Entonces alguien le relevó. Fuimos a una de las fogatas, donde mi padre compartió su vino con algunos amigos, a quienes me presentó.

—Por el tamaño de sus manos y pies, podéis ver que no ha acabado de crecer aún —observó.

Sentí que se estaba excusando por mí, porque cualquiera podía ver que jamás sería yo tan alto como él. Recordé que había querido abandonarme en los bosques, cuando nací; y sumido en este pensamiento, me despedí de él y de los demás, apenas la obligada cortesía me lo permitió.

Estaba encendiendo mi antorcha en una fogata cerca de la estatua de los Gemelos, cuando se me acercó un hombre que acababa de salir del templo. No llevaba el casco, y al volverme, con la antorcha encendida, vi que era Lisias. Le había visto anteriormente, cubierto con su armadura, haciendo ejercicios con la caballería.

—¿Has encontrado a tu padre, hijo de Miron?

Le di las gracias y contesté afirmativamente. Lisias permanecía inmóvil, junto a mí, lo cual casi me hizo pensar que había salido del templo con el propósito de hablarme; pero sólo dijo: «Bien» y volvió a subir las gradas.

Al día siguiente no se tuvieron más noticias del enemigo y las tropas regresaron a sus casas.

La próxima tempestad que sacudió a la Ciudad concernía a Alcibíades.

Apenas acababan de desaparecer las velas en el horizonte, cuando nuevos delatores aparecieron. La historia de la reunión en Eleusis fue contada en su totalidad. Incluso se encontró a la mujer, cuyo nombre sería sacrílego insinuar (que hagan sus suposiciones los Nacidos Dos Veces; acertarán), induciéndosela a declarar.

Cuando el rostro de Alcibíades no podía verse, ni su voz oírse, todos comprendieron la locura de confiar el ejército a semejante hombre.

Por tanto, se mandó a la Salamirna, la galera estatal, en busca de él y de su amigo Antioco, el piloto, que había asimismo sido denunciado. Sin embargo, no debía ser apresado, para evitar nuevos disturbios con los marineros y los argivos. El trierarca de la Salaminia debía ofrecerle cortésmente el juicio que él mismo había pedido, y llevarle a la Ciudad en su propio barco.

Recuerdo que el día del decreto, al regresar a casa, encontré a mi padre junto al armario grande, con una copa de vino pintada en la mano.

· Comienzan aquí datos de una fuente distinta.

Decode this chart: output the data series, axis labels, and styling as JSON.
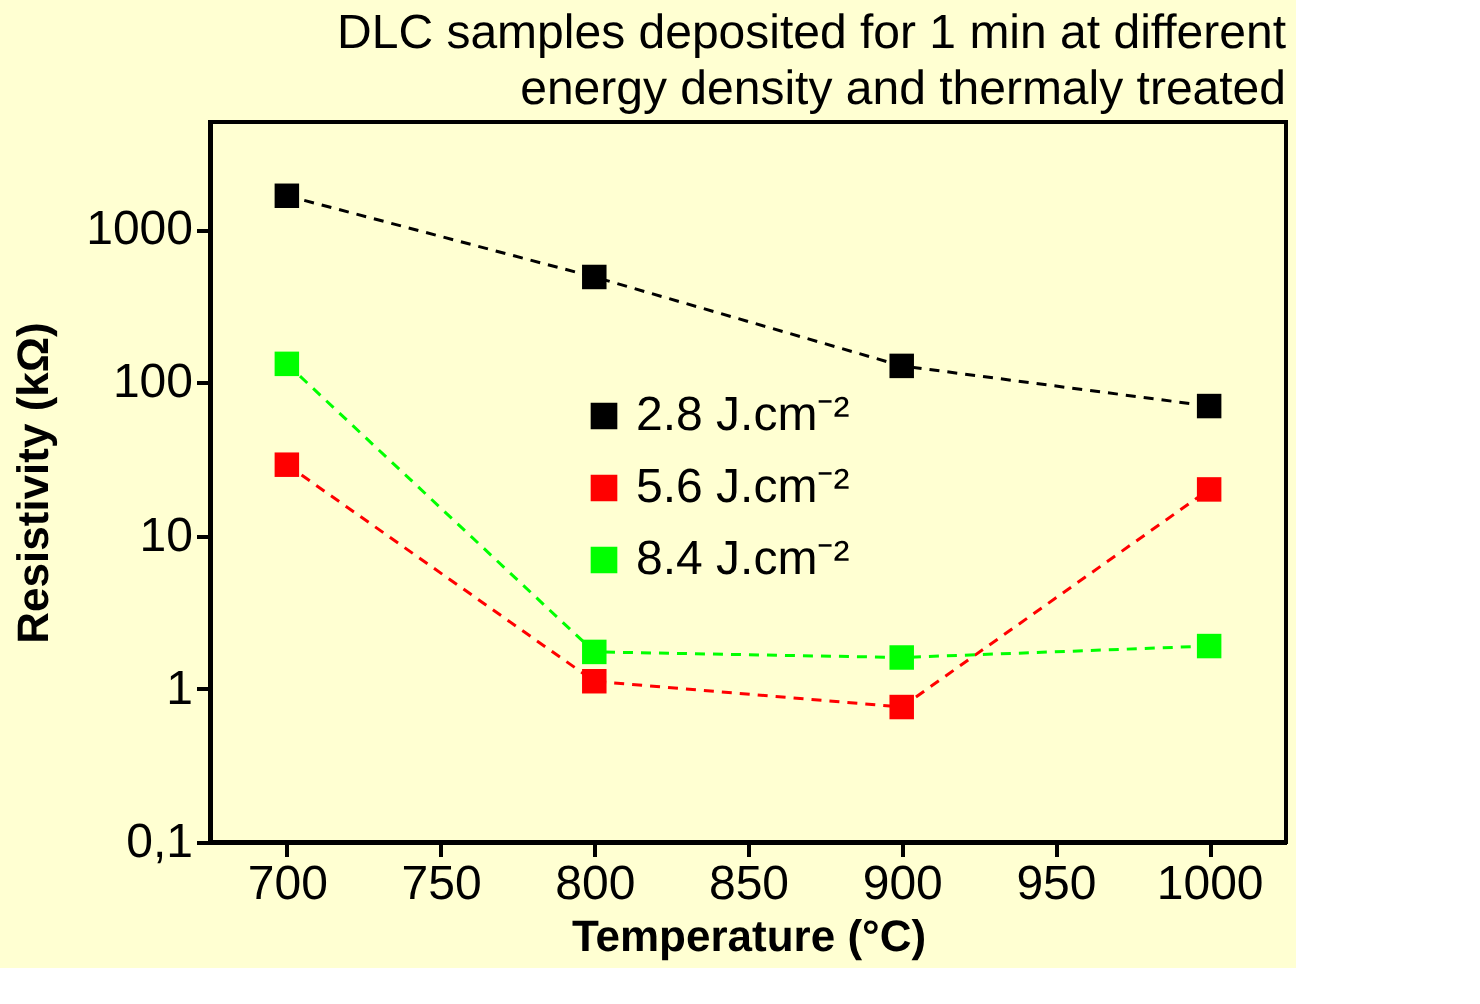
{
  "chart_data": {
    "type": "line",
    "title": "DLC samples deposited for 1 min at different\nenergy density and thermaly treated",
    "xlabel": "Temperature (°C)",
    "ylabel": "Resistivity (kΩ)",
    "x": [
      700,
      800,
      900,
      1000
    ],
    "series": [
      {
        "name": "2.8 J.cm⁻²",
        "color": "#000000",
        "values": [
          1650,
          487,
          128,
          70
        ]
      },
      {
        "name": "5.6 J.cm⁻²",
        "color": "#ff0000",
        "values": [
          29,
          1.12,
          0.76,
          20
        ]
      },
      {
        "name": "8.4 J.cm⁻²",
        "color": "#00ff00",
        "values": [
          132,
          1.74,
          1.6,
          1.9
        ]
      }
    ],
    "xlim": [
      675,
      1025
    ],
    "xticks": [
      700,
      750,
      800,
      850,
      900,
      950,
      1000
    ],
    "ylim": [
      0.1,
      5000
    ],
    "yticks": [
      {
        "value": 0.1,
        "label": "0,1"
      },
      1,
      10,
      100,
      1000
    ],
    "log": "y",
    "grid": false,
    "legend": "center",
    "marker": "square",
    "line_style": "dashed"
  }
}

La usaba raramente, pues era muy valiosa, y una de las más hermosas piezas que salieron de las manos del maestro Baquios.

Esmaltado en rojo sobre negro veíase a Eros persiguiendo a una liebre; a un lado llevaba la inscripción MIRON, y en el otro ALCIBIADES.

Mi padre le daba vueltas en la mano, mirándola como un hombre con dos pensamientos. Pero cuando me vio, la guardó nuevamente en el armario.

En la Ciudad sólo se hablaba de Alcibíades. En la calle, en la palestra, en los mercados, recordaban su insolencia y su desenfreno.